The economics of desalination in Southern California

Carlsbad desalination plant3” by Bovlb, via Wikimedia Commons.

Interesting article from The New Yorker on the economics and environmental impact of desalination in San Diego, whether it has the potential to relieve the drought.

First, the ocean water moves through a filter of gravel, sand, and carbon that pulls out suspended matter, then it enters a process that removes smaller particles, viruses, and bacteria. The third phase of filtration, which removes salt, is the trickiest, because salt isn’t suspended in water—it dissolves. Enormous pressure must be applied to blast the saltwater through that discerning filter. Lambert showed me a series of pumps at the Carlsbad plant that collectively exert seven thousand horsepower of energy (eleven hundred pounds per square inch of pressure), night and day. (A NASCAR vehicle does about seven hundred horsepower at full throttle.)

The whole ordeal does consume a lot of energy, but advances in reverse-osmosis technology have cut the total amount of energy used in desalination by about half in the past two decades.
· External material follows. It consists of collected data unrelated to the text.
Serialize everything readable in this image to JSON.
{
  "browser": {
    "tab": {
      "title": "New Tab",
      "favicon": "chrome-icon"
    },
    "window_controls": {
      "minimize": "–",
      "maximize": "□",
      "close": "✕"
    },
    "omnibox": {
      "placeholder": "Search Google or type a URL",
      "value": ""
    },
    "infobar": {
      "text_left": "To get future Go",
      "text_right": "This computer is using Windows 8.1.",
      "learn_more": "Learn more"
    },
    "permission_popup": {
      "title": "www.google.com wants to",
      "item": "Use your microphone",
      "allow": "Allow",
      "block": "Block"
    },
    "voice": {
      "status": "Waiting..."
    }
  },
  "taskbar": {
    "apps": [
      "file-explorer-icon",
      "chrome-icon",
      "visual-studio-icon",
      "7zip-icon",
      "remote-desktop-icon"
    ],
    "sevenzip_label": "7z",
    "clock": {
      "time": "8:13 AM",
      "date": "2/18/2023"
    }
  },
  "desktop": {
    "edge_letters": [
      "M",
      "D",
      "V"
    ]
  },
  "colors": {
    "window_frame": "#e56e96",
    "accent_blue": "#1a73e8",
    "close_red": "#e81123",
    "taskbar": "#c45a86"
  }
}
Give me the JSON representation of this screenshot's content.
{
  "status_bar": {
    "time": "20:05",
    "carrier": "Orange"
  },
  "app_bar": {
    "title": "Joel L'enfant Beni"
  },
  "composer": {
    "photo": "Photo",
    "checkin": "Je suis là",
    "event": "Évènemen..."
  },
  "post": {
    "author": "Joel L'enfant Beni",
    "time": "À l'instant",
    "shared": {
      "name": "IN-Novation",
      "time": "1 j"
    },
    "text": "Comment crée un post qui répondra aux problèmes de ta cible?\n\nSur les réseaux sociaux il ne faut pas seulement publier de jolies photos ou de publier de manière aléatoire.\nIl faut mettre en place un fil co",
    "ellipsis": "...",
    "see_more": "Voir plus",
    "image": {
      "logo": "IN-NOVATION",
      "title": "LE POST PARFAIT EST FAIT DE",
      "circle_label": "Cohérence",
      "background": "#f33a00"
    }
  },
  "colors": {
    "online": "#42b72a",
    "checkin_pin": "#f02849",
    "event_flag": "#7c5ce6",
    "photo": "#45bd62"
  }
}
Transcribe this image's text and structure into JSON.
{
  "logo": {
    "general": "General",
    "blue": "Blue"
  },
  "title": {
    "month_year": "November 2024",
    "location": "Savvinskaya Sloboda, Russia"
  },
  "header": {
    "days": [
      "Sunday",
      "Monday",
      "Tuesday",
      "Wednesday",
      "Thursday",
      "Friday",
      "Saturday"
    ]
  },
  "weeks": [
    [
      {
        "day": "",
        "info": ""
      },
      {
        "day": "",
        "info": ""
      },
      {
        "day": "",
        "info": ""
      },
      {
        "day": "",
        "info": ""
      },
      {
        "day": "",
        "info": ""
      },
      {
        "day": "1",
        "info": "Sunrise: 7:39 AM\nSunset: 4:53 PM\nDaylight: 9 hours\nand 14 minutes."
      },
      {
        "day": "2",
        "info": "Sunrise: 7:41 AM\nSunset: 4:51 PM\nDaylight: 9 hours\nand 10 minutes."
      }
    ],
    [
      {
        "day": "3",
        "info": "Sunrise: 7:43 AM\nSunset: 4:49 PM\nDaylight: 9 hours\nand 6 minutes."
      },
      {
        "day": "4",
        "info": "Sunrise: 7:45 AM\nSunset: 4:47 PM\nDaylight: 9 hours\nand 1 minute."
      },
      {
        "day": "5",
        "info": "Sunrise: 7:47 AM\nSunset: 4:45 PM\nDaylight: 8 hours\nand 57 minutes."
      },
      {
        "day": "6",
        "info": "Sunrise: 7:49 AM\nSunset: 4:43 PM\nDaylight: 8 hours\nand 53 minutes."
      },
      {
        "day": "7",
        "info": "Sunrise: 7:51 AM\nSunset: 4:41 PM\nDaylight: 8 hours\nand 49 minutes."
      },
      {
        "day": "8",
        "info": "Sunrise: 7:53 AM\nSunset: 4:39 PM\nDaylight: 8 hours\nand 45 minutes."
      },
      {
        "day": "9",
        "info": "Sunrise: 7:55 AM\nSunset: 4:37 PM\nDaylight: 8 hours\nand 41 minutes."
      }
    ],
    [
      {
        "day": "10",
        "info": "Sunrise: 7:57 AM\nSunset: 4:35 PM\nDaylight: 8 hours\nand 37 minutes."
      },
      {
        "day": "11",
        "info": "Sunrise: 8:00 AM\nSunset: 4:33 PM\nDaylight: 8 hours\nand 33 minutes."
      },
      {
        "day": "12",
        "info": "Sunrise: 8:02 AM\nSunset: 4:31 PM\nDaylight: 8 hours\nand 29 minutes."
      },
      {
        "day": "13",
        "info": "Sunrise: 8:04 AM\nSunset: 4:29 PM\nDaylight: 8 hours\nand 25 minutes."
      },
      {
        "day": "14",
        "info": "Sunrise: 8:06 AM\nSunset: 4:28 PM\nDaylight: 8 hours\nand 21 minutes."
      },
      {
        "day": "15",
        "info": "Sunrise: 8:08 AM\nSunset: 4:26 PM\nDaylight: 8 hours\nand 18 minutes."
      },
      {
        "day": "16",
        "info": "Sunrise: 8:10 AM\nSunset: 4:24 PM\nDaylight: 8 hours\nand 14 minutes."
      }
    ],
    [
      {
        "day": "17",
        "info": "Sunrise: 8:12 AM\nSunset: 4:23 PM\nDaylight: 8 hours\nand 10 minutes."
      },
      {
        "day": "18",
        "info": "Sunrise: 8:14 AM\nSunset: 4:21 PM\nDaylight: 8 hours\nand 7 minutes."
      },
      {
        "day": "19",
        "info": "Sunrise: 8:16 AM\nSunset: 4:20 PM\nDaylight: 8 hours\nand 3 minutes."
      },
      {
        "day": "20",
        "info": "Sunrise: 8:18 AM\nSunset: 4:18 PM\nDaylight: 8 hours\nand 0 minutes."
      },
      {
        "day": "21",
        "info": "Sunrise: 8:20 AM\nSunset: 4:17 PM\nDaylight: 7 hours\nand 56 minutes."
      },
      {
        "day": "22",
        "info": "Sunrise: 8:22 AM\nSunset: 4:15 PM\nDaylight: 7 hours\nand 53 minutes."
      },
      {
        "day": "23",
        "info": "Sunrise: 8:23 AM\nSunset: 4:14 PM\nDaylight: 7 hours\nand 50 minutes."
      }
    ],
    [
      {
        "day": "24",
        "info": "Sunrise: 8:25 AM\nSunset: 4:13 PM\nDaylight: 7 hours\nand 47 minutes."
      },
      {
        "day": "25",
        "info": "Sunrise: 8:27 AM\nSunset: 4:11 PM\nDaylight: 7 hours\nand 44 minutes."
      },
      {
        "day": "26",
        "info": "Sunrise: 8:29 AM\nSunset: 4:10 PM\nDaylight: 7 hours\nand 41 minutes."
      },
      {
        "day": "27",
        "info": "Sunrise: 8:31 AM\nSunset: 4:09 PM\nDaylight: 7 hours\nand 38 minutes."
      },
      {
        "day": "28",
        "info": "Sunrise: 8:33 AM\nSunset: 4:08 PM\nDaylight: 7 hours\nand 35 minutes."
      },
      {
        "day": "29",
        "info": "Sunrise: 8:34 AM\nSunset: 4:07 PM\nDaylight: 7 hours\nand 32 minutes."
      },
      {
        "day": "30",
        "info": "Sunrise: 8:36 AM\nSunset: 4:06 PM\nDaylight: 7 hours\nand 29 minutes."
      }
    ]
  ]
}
Add to that the fact that almost all of the freshwater consumed by the twenty-two million people of Southern California is imported, much of it pumped long distances, over mountains, from Northern California—a process that also burns lots of energy. All told, it takes about 3460 kilowatts per acre-foot to pump water from Northern California to San Diego; Carlsbad will use about thirty per cent more energy, five thousand kilowatts per acre-foot, to desalinate ocean water and deliver it to households, according to Poseidon’s report to the Department of Water Resources. That’s a notable but not prohibitive difference, especially given that there’s less and less water available for import. The Carlsbad plant will add five to seven dollars a month to the average household bill, but the San Diego Water Authority expects that, within about a decade, the desalinated water will become less expensive than imported water: as fresh supplies dwindle, the cost of water imported to Southern Californian cities has been climbing more than seven per cent a year.